La première concession de chemin de fer est accordée en France le 28 février 1823
La rusticité des techniques que résument l’emploi de rails de fonte de 1,20 m et le recours à des chevaux et des plans inclinés, la précarité de l’exploitation de ce premier chemin de fer n’ont pas suscité de grandes célébrations, contrairement à l’ouverture en 1827 du SaintÉtienne – Lyon où circulent les locomotives de Marc Seguin, ou à l’inauguration de la première ligne vouée à un trafic de voyageurs en 1837, de Paris au Pecq. À de nombreux égards, la concession d’un chemin de fer à voie unique de 28 km, perpétuelle mais aux risques et périls des investisseurs, mérite pourtant le coup de chapeau : association d’individualités aux compétences et intérêts complémentaires, au service d’intérêts industriels locaux, houillères, hauts-fourneaux et forges, mais devant contribuer à la grandeur industrielle de la France ; il en est ainsi en particulier de deux ingénieurs des Mines distingués au plan national par leur réussite dans la métallurgie, Beaunier et de Gallois.
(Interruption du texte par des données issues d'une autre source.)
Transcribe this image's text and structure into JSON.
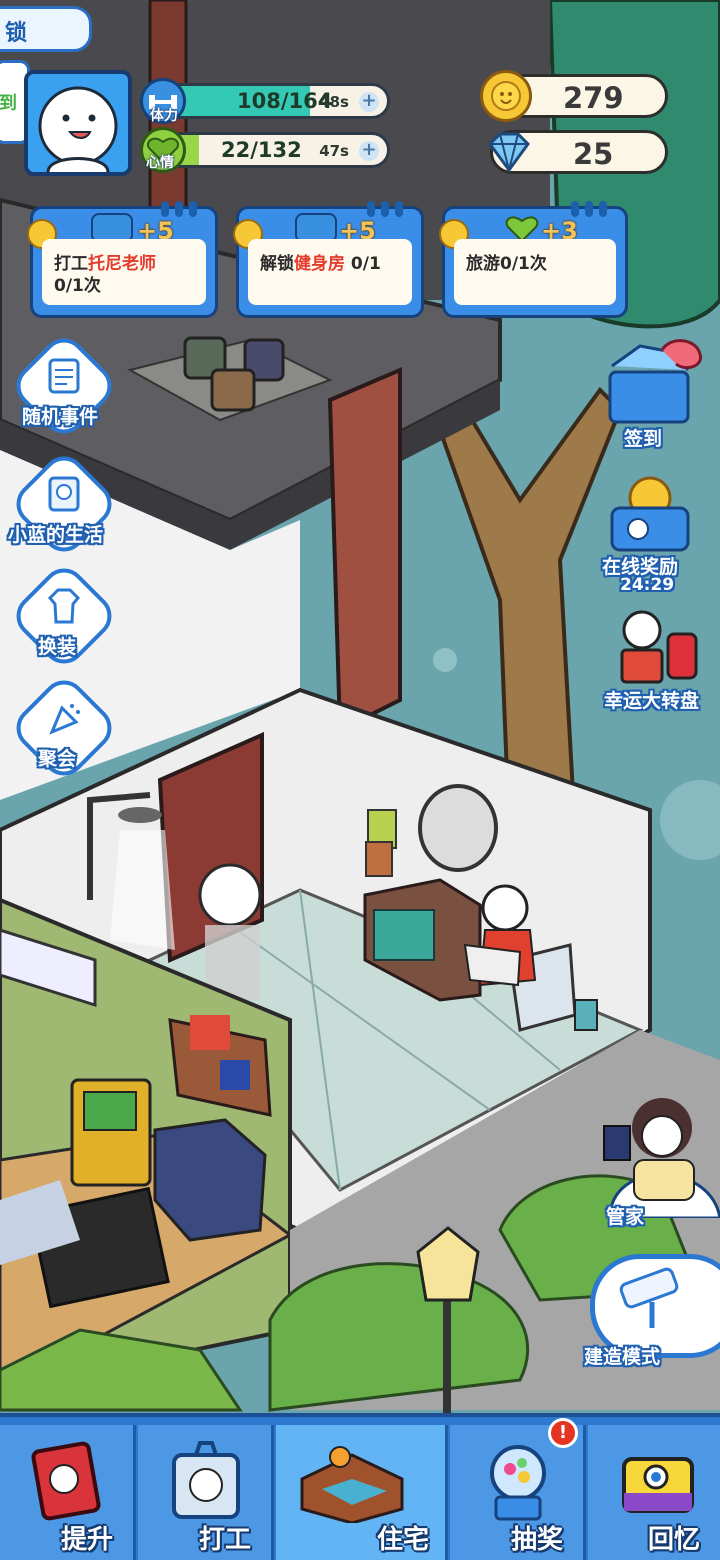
{
  "top_left": {
    "lock_label": "锁",
    "sign_label": "到"
  },
  "stats": {
    "stamina": {
      "icon_label": "体力",
      "value": "108/164",
      "timer": "48s",
      "fill_fraction": 0.66,
      "color": "#33c9b4"
    },
    "mood": {
      "icon_label": "心情",
      "value": "22/132",
      "timer": "47s",
      "fill_fraction": 0.17,
      "color": "#9ad64a"
    }
  },
  "currency": {
    "coins": "279",
    "gems": "25"
  },
  "tasks": [
    {
      "reward": "+5",
      "line1_prefix": "打工",
      "line1_highlight": "托尼老师",
      "line2": "0/1次",
      "icon": "dumbbell-icon"
    },
    {
      "reward": "+5",
      "line1_prefix": "解锁",
      "line1_highlight": "健身房",
      "line1_suffix": " 0/1",
      "icon": "dumbbell-icon"
    },
    {
      "reward": "+3",
      "line1_prefix": "旅游0/1次",
      "icon": "heart-icon"
    }
  ],
  "left_buttons": [
    {
      "label": "随机事件",
      "icon": "notepad-icon"
    },
    {
      "label": "小蓝的生活",
      "icon": "diary-icon"
    },
    {
      "label": "换装",
      "icon": "shirt-icon"
    },
    {
      "label": "聚会",
      "icon": "party-popper-icon"
    }
  ],
  "right_buttons": {
    "sign_in": "签到",
    "online_reward": "在线奖励",
    "online_timer": "24:29",
    "lucky_wheel": "幸运大转盘",
    "butler": "管家",
    "build_mode": "建造模式"
  },
  "nav": [
    {
      "label": "提升",
      "icon": "book-icon"
    },
    {
      "label": "打工",
      "icon": "work-badge-icon"
    },
    {
      "label": "住宅",
      "icon": "house-room-icon",
      "active": true
    },
    {
      "label": "抽奖",
      "icon": "gacha-machine-icon",
      "badge": "!"
    },
    {
      "label": "回忆",
      "icon": "camera-icon"
    }
  ],
  "colors": {
    "primary_blue": "#2f78cf",
    "outline_navy": "#16427e",
    "highlight_red": "#e43b2b",
    "coin_gold": "#f6c835"
  }
}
Privilégiant ici des informations peu connues voire inédites, un reportage effectué en 1830 sur la ligne exploitée depuis deux ans révèle l’importance qu’eut le chemin de fer de Newcastle comme modèle, révélé en France en 1818 par de Gallois.
En 1835, les débuts de l’entreprise sont résumés ainsi : « Ce chemin de fer avait d’abord été proposé en 1818 par M. de Gallois, ingénieur en chef des Mines. En 1820, MM. Boigues, Milleret, de Lur-Saluces et Bricogne formèrent une société pour mettre ce projet à exécution. La compagnie envoya en Angleterre en février 1821 MM. Beaunier et Boggio pour étudier le mode de construction et d’exploitation des chemins de fer ; à leur retour, les études préliminaires commencèrent et le chemin fut autorisé par ordonnance royale du 26 février 18231. »
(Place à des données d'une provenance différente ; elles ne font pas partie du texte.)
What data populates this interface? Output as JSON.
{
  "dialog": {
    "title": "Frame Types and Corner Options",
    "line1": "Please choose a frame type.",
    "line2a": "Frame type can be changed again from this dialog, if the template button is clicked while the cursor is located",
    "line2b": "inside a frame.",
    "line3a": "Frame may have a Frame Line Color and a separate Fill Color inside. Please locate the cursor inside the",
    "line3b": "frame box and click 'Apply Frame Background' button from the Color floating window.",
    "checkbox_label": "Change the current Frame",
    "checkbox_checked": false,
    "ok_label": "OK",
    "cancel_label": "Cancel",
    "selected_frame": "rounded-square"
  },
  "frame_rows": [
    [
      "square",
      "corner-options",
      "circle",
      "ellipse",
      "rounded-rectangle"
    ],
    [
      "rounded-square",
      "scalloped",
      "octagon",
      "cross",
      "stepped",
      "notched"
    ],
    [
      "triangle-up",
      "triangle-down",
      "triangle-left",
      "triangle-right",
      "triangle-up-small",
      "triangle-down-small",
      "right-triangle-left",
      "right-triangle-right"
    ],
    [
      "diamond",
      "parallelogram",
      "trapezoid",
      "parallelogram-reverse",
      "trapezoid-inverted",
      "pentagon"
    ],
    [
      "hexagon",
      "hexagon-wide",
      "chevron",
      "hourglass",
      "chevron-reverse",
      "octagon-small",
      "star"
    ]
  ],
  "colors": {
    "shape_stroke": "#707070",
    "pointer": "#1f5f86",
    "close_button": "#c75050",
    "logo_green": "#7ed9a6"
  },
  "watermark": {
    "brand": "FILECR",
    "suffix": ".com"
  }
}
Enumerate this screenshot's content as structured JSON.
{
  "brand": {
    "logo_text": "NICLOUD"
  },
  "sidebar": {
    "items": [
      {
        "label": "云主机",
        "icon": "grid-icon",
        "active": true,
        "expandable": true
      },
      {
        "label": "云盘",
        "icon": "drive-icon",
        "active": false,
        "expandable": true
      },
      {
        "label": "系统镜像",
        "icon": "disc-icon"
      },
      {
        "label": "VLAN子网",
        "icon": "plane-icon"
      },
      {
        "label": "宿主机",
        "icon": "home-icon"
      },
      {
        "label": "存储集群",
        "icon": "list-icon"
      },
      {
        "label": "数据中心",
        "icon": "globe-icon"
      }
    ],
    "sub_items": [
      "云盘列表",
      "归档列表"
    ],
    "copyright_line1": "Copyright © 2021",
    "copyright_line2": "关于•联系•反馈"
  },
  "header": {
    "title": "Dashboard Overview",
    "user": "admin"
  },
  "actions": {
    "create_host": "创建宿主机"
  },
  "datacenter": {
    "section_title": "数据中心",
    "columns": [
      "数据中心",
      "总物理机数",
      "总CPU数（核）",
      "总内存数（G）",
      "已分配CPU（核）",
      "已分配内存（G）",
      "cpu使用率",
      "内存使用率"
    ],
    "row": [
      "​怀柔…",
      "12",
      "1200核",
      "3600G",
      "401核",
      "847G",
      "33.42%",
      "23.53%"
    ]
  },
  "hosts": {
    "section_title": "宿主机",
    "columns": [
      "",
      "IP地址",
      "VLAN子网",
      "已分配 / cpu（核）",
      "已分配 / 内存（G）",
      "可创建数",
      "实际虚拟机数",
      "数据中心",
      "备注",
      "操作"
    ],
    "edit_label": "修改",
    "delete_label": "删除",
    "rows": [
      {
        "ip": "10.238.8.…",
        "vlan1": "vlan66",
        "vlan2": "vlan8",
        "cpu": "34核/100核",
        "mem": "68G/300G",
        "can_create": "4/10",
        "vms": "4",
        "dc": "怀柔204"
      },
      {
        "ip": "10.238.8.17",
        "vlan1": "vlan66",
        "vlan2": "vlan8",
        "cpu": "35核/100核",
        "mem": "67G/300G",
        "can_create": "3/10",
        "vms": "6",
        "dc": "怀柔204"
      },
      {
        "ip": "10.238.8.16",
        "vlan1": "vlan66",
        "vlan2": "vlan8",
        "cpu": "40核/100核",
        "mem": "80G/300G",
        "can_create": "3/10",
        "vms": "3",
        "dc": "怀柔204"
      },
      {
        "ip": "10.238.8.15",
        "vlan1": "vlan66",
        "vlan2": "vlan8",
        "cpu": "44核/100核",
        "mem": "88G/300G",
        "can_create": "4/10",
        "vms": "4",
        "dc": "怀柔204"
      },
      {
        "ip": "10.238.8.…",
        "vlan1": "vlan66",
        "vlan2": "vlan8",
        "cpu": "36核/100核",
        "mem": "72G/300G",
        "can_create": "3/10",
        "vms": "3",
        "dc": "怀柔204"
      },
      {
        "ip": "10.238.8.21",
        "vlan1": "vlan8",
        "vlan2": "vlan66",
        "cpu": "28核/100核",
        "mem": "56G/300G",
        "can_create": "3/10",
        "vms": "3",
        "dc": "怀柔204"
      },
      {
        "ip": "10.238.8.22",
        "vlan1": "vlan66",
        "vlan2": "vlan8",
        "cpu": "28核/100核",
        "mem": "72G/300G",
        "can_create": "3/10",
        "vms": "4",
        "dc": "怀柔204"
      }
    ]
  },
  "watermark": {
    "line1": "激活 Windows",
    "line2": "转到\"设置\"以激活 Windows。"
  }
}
Appuyée en octobre 1821 par l’ingénieur des Mines de Gallois, une demande de concession adressée au ministre de l’Intérieur parvenait ainsi à une issue favorable, après examen de diverses instances, conseil général de la Loire, Chambre consultative des Arts et Manufactures de Saint-Étienne, préfecture de la Loire, Conseil général des Ponts et Chaussées, Comité de l’Intérieur. En 11 brefs articles, cette première ordonnance autorise six associés à établir « un chemin de fer de la Loire au pont de l’Âne sur la rivière du Furens, par le territoire houiller de Saint-Étienne. » Pour s’indemniser de tous ses frais, leur future compagnie sera autorisée à percevoir à perpétuité « un droit de 1,86 centime par kilomètre et par hectolitre de houille et de coak », doublé pour les autres marchandises ; en contrepartie, « la compagnie sera tenue d’exécuter constamment, avec exactitude et célérité, et sans pouvoir en aucun cas les refuser, tous les transports qui lui seront confiés, à ses frais et par des propres moyens. »
Il y a deux siècles, la belle et la bonne France ne pouvait pas savoir bien entendu qu’elle serait à l’avenir un pays ferroviaire révolutionnaire, mais le chemin de fer lui-même a immédiatement pris conscience de la réalité saisissante en question. Vive la France ferroviaire!